4. **Gradient Calculation**:
   - The key step in gradient descent is to compute the gradient of the cost function with respect to the parameters (∇J(θ)).
   - The gradient points in the direction of the steepest increase in the cost function.

5. **Update Parameters**:
   - The parameters θ are updated using the gradient and learning rate:
     θ = θ - α * ∇J(θ)
   - The subtraction ensures that the algorithm moves in the direction of decreasing cost.

6. **Iteration**:
   - Steps 4 and 5 are repeated iteratively until a stopping criterion is met.
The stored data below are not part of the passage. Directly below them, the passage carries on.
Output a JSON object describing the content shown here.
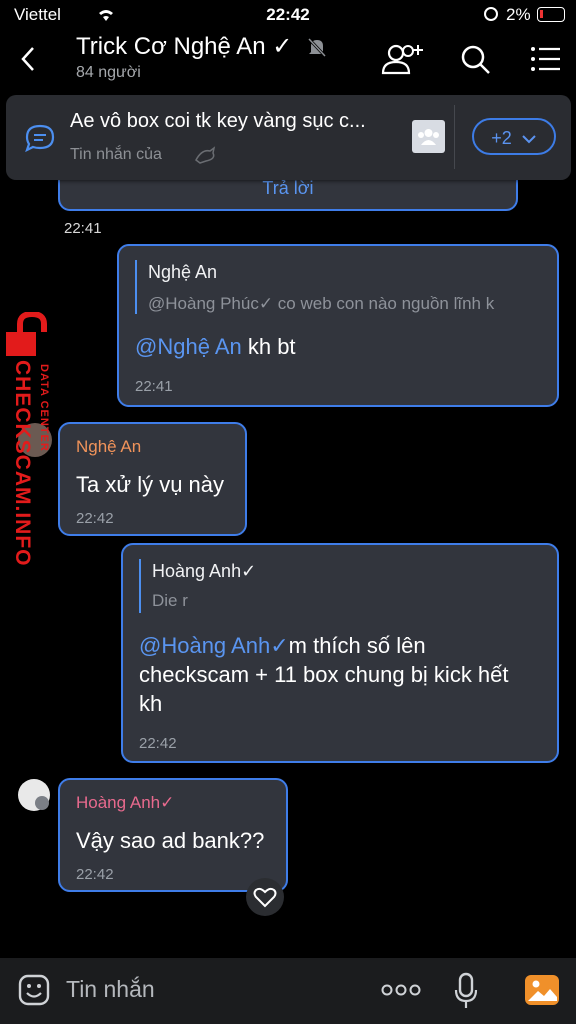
{
  "status_bar": {
    "carrier": "Viettel",
    "time": "22:42",
    "battery": "2%"
  },
  "header": {
    "title": "Trick Cơ Nghệ An ✓",
    "members": "84 người"
  },
  "pinned": {
    "text": "Ae vô box coi tk key vàng sục c...",
    "sub": "Tin nhắn của",
    "more_label": "+2"
  },
  "previous": {
    "reply_label": "Trả lời",
    "time": "22:41"
  },
  "messages": [
    {
      "quote_name": "Nghệ An",
      "quote_text": "@Hoàng Phúc✓ co web con nào nguồn lĩnh k",
      "mention": "@Nghệ An",
      "text": " kh bt",
      "time": "22:41"
    },
    {
      "sender": "Nghệ An",
      "text": "Ta xử lý vụ này",
      "time": "22:42"
    },
    {
      "quote_name": "Hoàng Anh✓",
      "quote_text": "Die r",
      "mention": "@Hoàng Anh✓",
      "text_line1": "m thích số lên",
      "text_line2": "checkscam + 11 box chung bị kick hết",
      "text_line3": "kh",
      "time": "22:42"
    },
    {
      "sender": "Hoàng Anh✓",
      "text": "Vậy sao ad bank??",
      "time": "22:42"
    }
  ],
  "input": {
    "placeholder": "Tin nhắn"
  },
  "watermark": {
    "main": "CHECKSCAM.INFO",
    "sub": "DATA CENTER"
  },
  "colors": {
    "accent": "#3f7de9",
    "bubble": "#32353d",
    "orange_name": "#f0935a",
    "pink_name": "#e86a8e"
  }
}
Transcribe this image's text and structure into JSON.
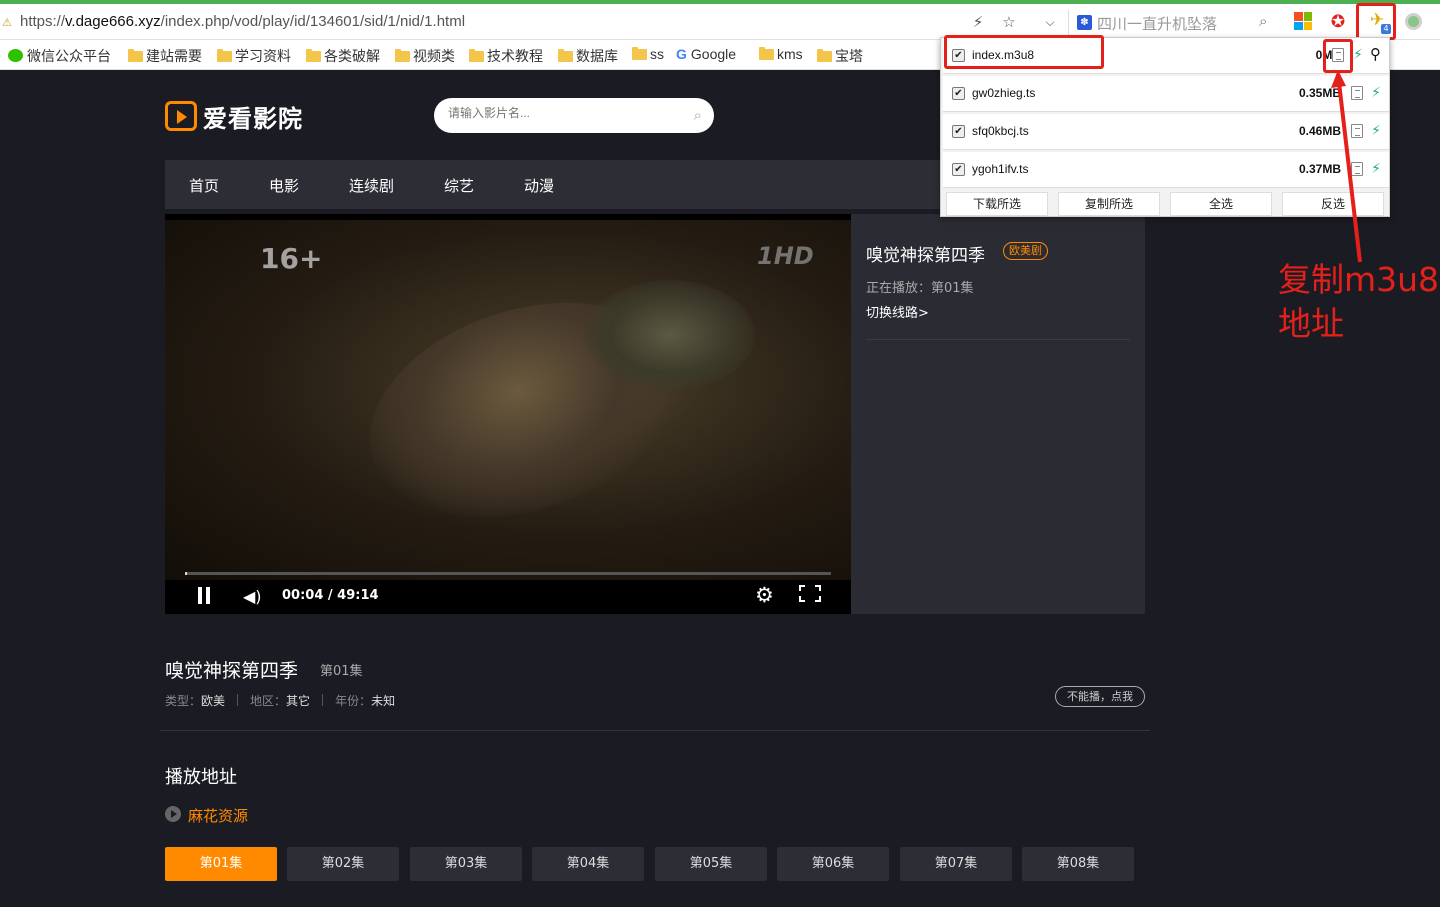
{
  "browser": {
    "url_prefix": "https://",
    "url_host": "v.dage666.xyz",
    "url_path": "/index.php/vod/play/id/134601/sid/1/nid/1.html",
    "search_placeholder": "四川一直升机坠落",
    "bookmarks": [
      "微信公众平台",
      "建站需要",
      "学习资料",
      "各类破解",
      "视频类",
      "技术教程",
      "数据库",
      "ss",
      "Google",
      "kms",
      "宝塔"
    ]
  },
  "site": {
    "logo": "爱看影院",
    "search_placeholder": "请输入影片名...",
    "nav": [
      "首页",
      "电影",
      "连续剧",
      "综艺",
      "动漫"
    ]
  },
  "player": {
    "rating": "16+",
    "channel": "1HD",
    "time": "00:04 / 49:14",
    "progress": 0.0014
  },
  "sidebar": {
    "title": "嗅觉神探第四季",
    "badge": "欧美剧",
    "now_playing": "正在播放：第01集",
    "switch_line": "切换线路>"
  },
  "info": {
    "title": "嗅觉神探第四季",
    "episode": "第01集",
    "type_label": "类型：",
    "type_value": "欧美",
    "region_label": "地区：",
    "region_value": "其它",
    "year_label": "年份：",
    "year_value": "未知",
    "report": "不能播，点我"
  },
  "playlist": {
    "heading": "播放地址",
    "source": "麻花资源",
    "episodes": [
      "第01集",
      "第02集",
      "第03集",
      "第04集",
      "第05集",
      "第06集",
      "第07集",
      "第08集"
    ],
    "active_index": 0
  },
  "popup": {
    "items": [
      {
        "name": "index.m3u8",
        "size": "0MB"
      },
      {
        "name": "gw0zhieg.ts",
        "size": "0.35MB"
      },
      {
        "name": "sfq0kbcj.ts",
        "size": "0.46MB"
      },
      {
        "name": "ygoh1ifv.ts",
        "size": "0.37MB"
      }
    ],
    "buttons": [
      "下载所选",
      "复制所选",
      "全选",
      "反选"
    ]
  },
  "annotation": {
    "line1": "复制m3u8",
    "line2": "地址",
    "color": "#e5201a"
  },
  "colors": {
    "accent": "#ff8a00",
    "background": "#1b1c23",
    "nav": "#2c2d35"
  }
}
This can be a fixed number of iterations, a target cost value, or other convergence criteria.

7. **Convergence**:
   - Gradient descent converges when it reaches a point where the gradient is close to zero or when it meets the predefined stopping criterion.
   - Convergence implies that the parameters θ have reached values that minimize the cost function.

8. **Cost Monitoring**:
   - Typically, the cost function is monitored during training. The goal is to observe the cost decreasing over iterations, indicating that the algorithm is converging.

9. **Types of Gradient Descent**:
   - There are different variants of gradient descent, including:
     - **Batch Gradient Descent**: It computes the gradient using the entire training dataset in each iteration.
     - **Stochastic Gradient Descent (SGD)**: It computes the gradient using one training example at a time, making it faster but with more variance.
     - **Mini-Batch Gradient Descent**: A compromise between batch and stochastic gradient descent, where a small random subset of data is used in each iteration.

10. **Regularization and Optimization Techniques**:
    - In practice, gradient descent is often used with additional techniques like L1 and L2 regularization, momentum, and adaptive learning rates (e.g., Adam, RMSprop) to improve convergence and generalization.

11. **Termination**:
    - Gradient descent terminates when the stopping criterion is met, and the trained model parameters are used for predictions.

12. **Challenges**:
    - Gradient descent may get stuck in local minima, and the choice of the learning rate is crucial.
    - Poorly conditioned or ill-posed problems can also affect gradient descent.

Overall, gradient descent is a fundamental algorithm in machine learning and deep learning, and its successful application requires careful tuning of hyperparameters and an understanding of the data and problem at hand.